Since this blog post. The Vagina Monologues have had a direct connection to me in Austin. Actually, everyone within the St. Edwards student body has been connected because St. Edwards Student Life was able to bring a presentation to our campus with students from our congregation participating. Since we do attend a catholic school, there were some issues on whether the Vagina Monologue presentation would be inappropriate or ineffective because of the irrelvancy. Luckily for us as members of St. Edwards, the catholic university allowed it, and offered opportunities to students to engage in the performance. The Dean for the school of Humanities was quoted in the Hilltop Views as saying, "A number of Catholic universities have not performed it in any official way because it ‘objectifies' a body part,". For me, the experience was well received and not only individually, but as a community. Change does not occur by one person focusing on one idea. Change occurs by people grouping and forming gatherings to relay ideas and propositions to alter a policy or social norm. The Vagina Monologues has done an excellent job of doing just that.
Back in 2007 I was able to watch a performance of the Vagina Monologues in Austin, TX. The performance was located at a venue outside called The Enchanted Forest. Typical shows included independent, amateur events such as fire dancing, interpretive theatre and music artist (DJ and performance). At the time, I had never heard or seen the Vagina Monologues. After hearing the title, I thought of it as a play in which women were the focus. As a male, I had no idea what to expect, and that gave the monologues more influence in leaving a long standing impression on my thoughts and future actions.

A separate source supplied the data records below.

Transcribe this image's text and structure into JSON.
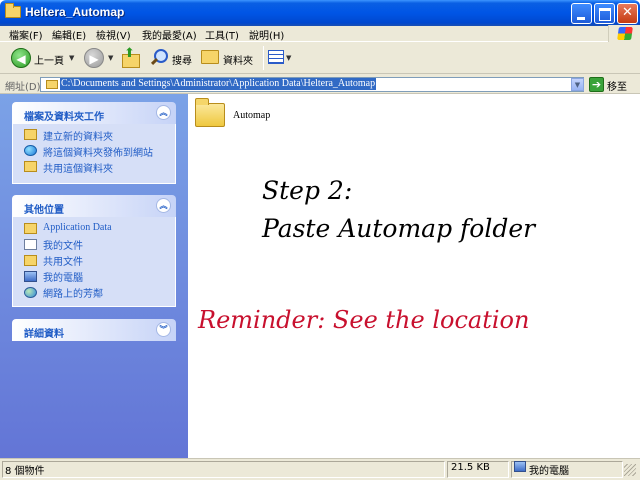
{
  "window": {
    "title": "Heltera_Automap"
  },
  "menu": {
    "items": [
      "檔案(F)",
      "編輯(E)",
      "檢視(V)",
      "我的最愛(A)",
      "工具(T)",
      "說明(H)"
    ]
  },
  "toolbar": {
    "back_label": "上一頁",
    "search_label": "搜尋",
    "folders_label": "資料夾"
  },
  "address": {
    "label": "網址(D)",
    "path": "C:\\Documents and Settings\\Administrator\\Application Data\\Heltera_Automap",
    "go_label": "移至"
  },
  "taskpane": {
    "file_tasks": {
      "title": "檔案及資料夾工作",
      "items": [
        "建立新的資料夾",
        "將這個資料夾發佈到網站",
        "共用這個資料夾"
      ]
    },
    "other_places": {
      "title": "其他位置",
      "items": [
        "Application Data",
        "我的文件",
        "共用文件",
        "我的電腦",
        "網路上的芳鄰"
      ]
    },
    "details": {
      "title": "詳細資料"
    }
  },
  "content": {
    "folder_name": "Automap",
    "step_line1": "Step 2:",
    "step_line2": "Paste Automap folder",
    "reminder": "Reminder: See the location"
  },
  "statusbar": {
    "objects": "8 個物件",
    "size": "21.5 KB",
    "location": "我的電腦"
  },
  "colors": {
    "titlebar": "#0055e5",
    "taskpane": "#6375d6",
    "link": "#215dc6",
    "reminder": "#c8102e",
    "selection": "#316ac5"
  }
}
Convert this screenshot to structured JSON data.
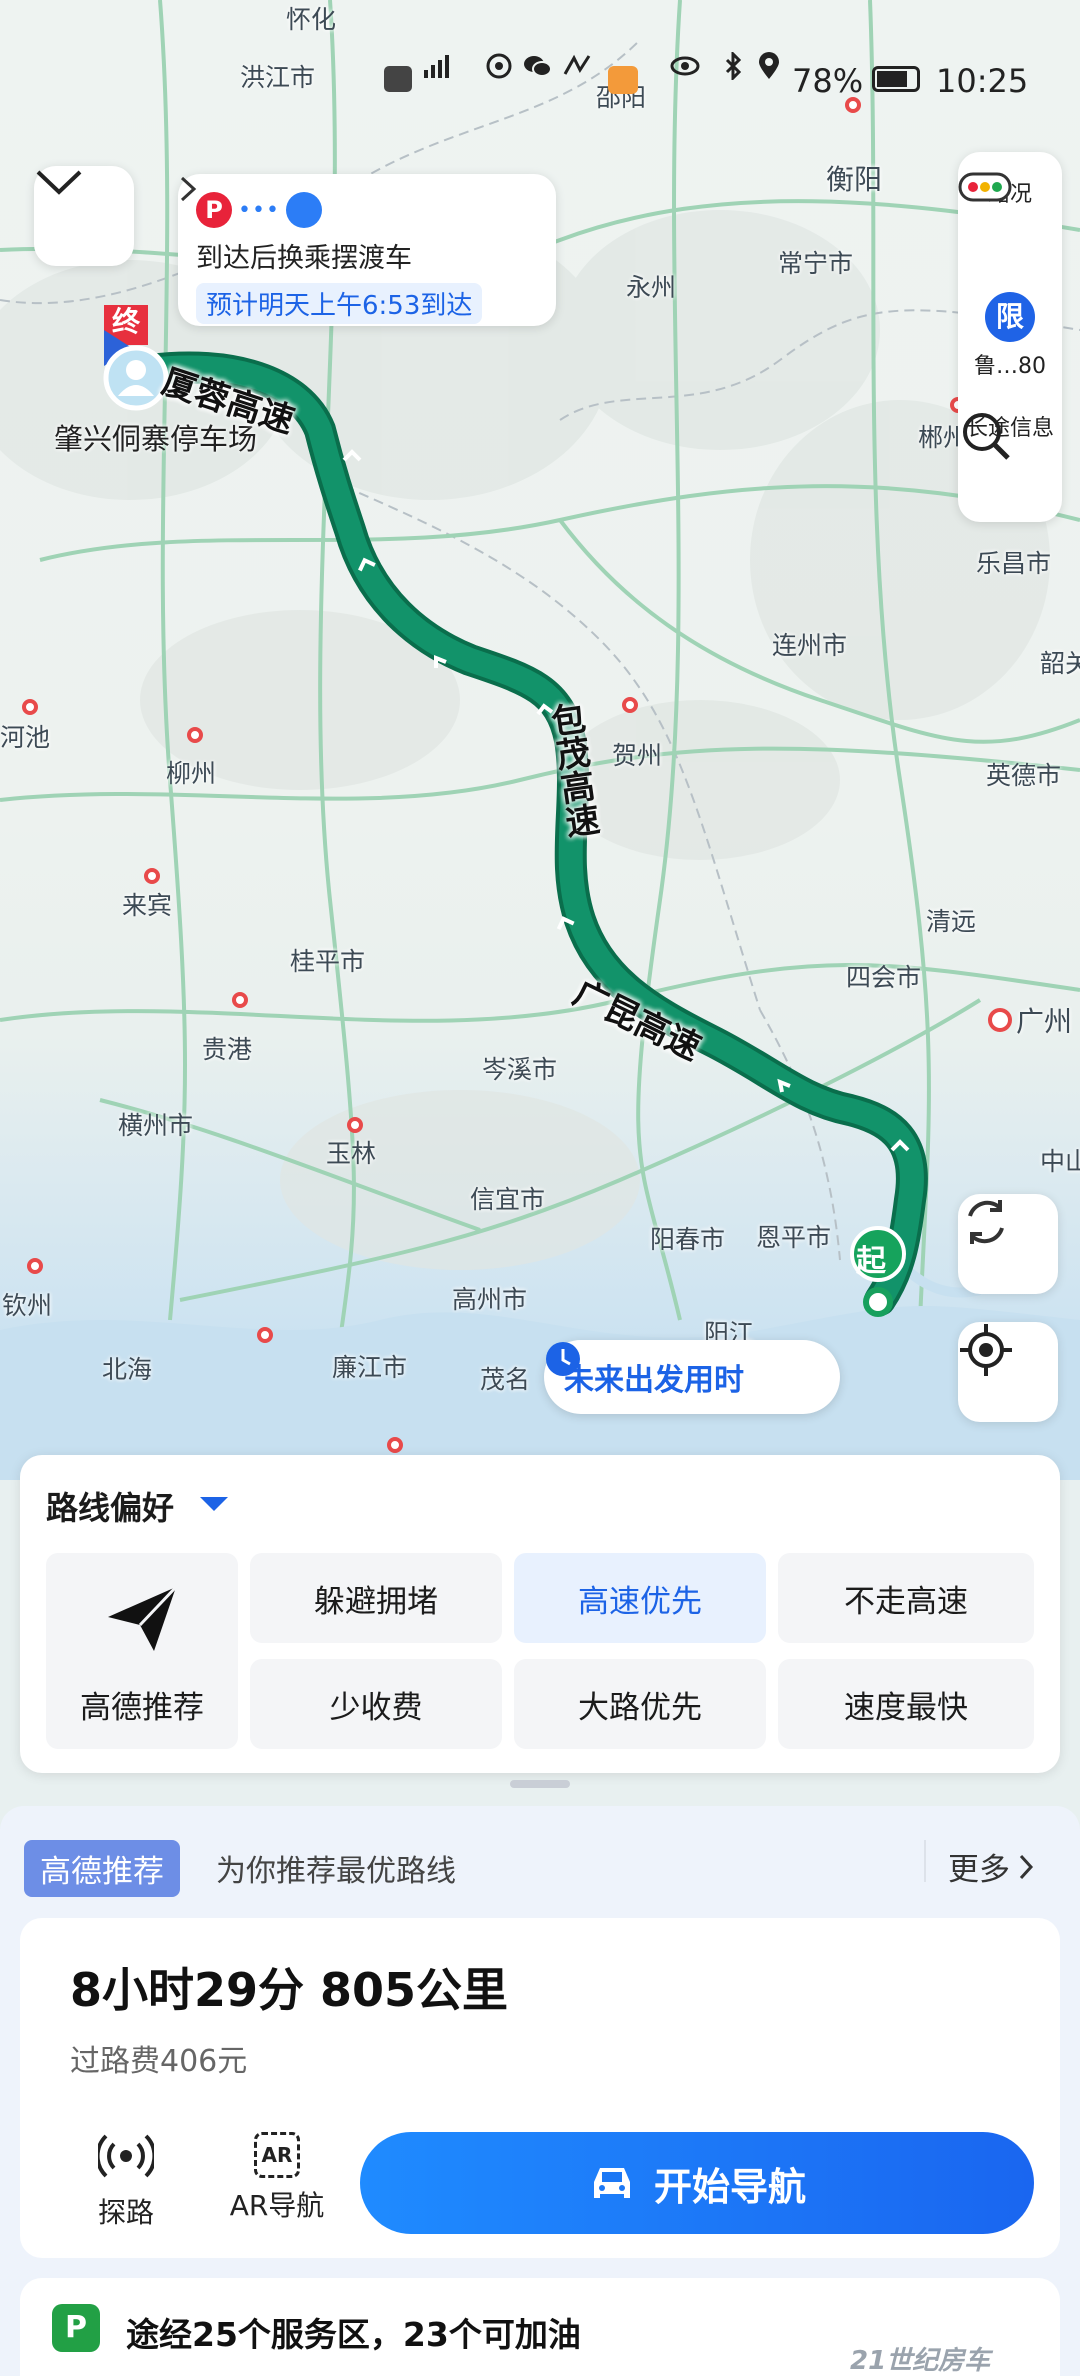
{
  "status_bar": {
    "left_icons": [
      "hd-icon",
      "5g-signal-icon",
      "circle-app-icon",
      "wechat-icon",
      "route-app-icon",
      "heart-app-icon"
    ],
    "right_icons": [
      "eye-icon",
      "bluetooth-icon",
      "location-icon"
    ],
    "battery": "78%",
    "time": "10:25"
  },
  "map": {
    "cities": [
      {
        "name": "怀化"
      },
      {
        "name": "洪江市"
      },
      {
        "name": "邵阳"
      },
      {
        "name": "衡阳"
      },
      {
        "name": "常宁市"
      },
      {
        "name": "永州"
      },
      {
        "name": "郴州"
      },
      {
        "name": "乐昌市"
      },
      {
        "name": "韶关"
      },
      {
        "name": "连州市"
      },
      {
        "name": "河池"
      },
      {
        "name": "柳州"
      },
      {
        "name": "贺州"
      },
      {
        "name": "英德市"
      },
      {
        "name": "来宾"
      },
      {
        "name": "清远"
      },
      {
        "name": "桂平市"
      },
      {
        "name": "四会市"
      },
      {
        "name": "广州"
      },
      {
        "name": "贵港"
      },
      {
        "name": "岑溪市"
      },
      {
        "name": "横州市"
      },
      {
        "name": "玉林"
      },
      {
        "name": "中山"
      },
      {
        "name": "信宜市"
      },
      {
        "name": "阳春市"
      },
      {
        "name": "恩平市"
      },
      {
        "name": "钦州"
      },
      {
        "name": "高州市"
      },
      {
        "name": "阳江"
      },
      {
        "name": "北海"
      },
      {
        "name": "廉江市"
      },
      {
        "name": "茂名"
      }
    ],
    "highways": [
      "厦蓉高速",
      "包茂高速",
      "广昆高速"
    ],
    "destination_marker": "终",
    "destination_name": "肇兴侗寨停车场",
    "start_marker": "起",
    "route_color": "#0f8a61"
  },
  "arrival_card": {
    "title": "到达后换乘摆渡车",
    "eta": "预计明天上午6:53到达",
    "p_label": "P"
  },
  "tools": {
    "traffic": "路况",
    "limit_badge": "限",
    "limit_label": "鲁…80",
    "long_trip": "长途信息"
  },
  "future_departure": "未来出发用时",
  "route_preference": {
    "title": "路线偏好",
    "main_option": "高德推荐",
    "options": [
      {
        "label": "躲避拥堵",
        "active": false
      },
      {
        "label": "高速优先",
        "active": true
      },
      {
        "label": "不走高速",
        "active": false
      },
      {
        "label": "少收费",
        "active": false
      },
      {
        "label": "大路优先",
        "active": false
      },
      {
        "label": "速度最快",
        "active": false
      }
    ]
  },
  "recommendation": {
    "badge": "高德推荐",
    "description": "为你推荐最优路线",
    "more": "更多"
  },
  "route": {
    "summary": "8小时29分  805公里",
    "toll": "过路费406元",
    "explore": "探路",
    "ar_nav": "AR导航",
    "ar_icon_text": "AR",
    "start_nav": "开始导航"
  },
  "service": {
    "icon_letter": "P",
    "text": "途经25个服务区，23个可加油"
  },
  "watermark": "21世纪房车",
  "colors": {
    "accent": "#1c63e6",
    "route": "#0f8a61",
    "service_green": "#22a045"
  }
}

After the first couple minutes, the audience was in a trance. There was a huge turnout to watch the performances, more than 500 people. I had never heard such a graphic account of women's experiences, ecspecially of sexual molestation and harassment. It was shocking because of how our culture teaches us at an early age not to talk about denotations and connotations of vaginas. Not until this semester, 2011, when I watched the movie "VDay: Until the Violence Stops" did I understand the significance. Eve Ensler, the leader behind raising and gaining awareness for women and their experiences, made some excellent points about the "culture of silence" and by advocating for silence, one in a sense is advocating for the oppressive facets that are horrendous and unacceptable. Her emphasis is for our culture, the global culture of women and men, to not shun and silent experiences. Even if those experiences may be negative. Because the underlying issue that needs to be addressed is for females to have the opportunity and confidence to relay their experiences, to develop off those experiences; but in large that whatever experience it is, it is the same significance and same importance and same influence as any male experience. Women should be encouraged to live through their experiences, therefore evening the plane between gender expectations.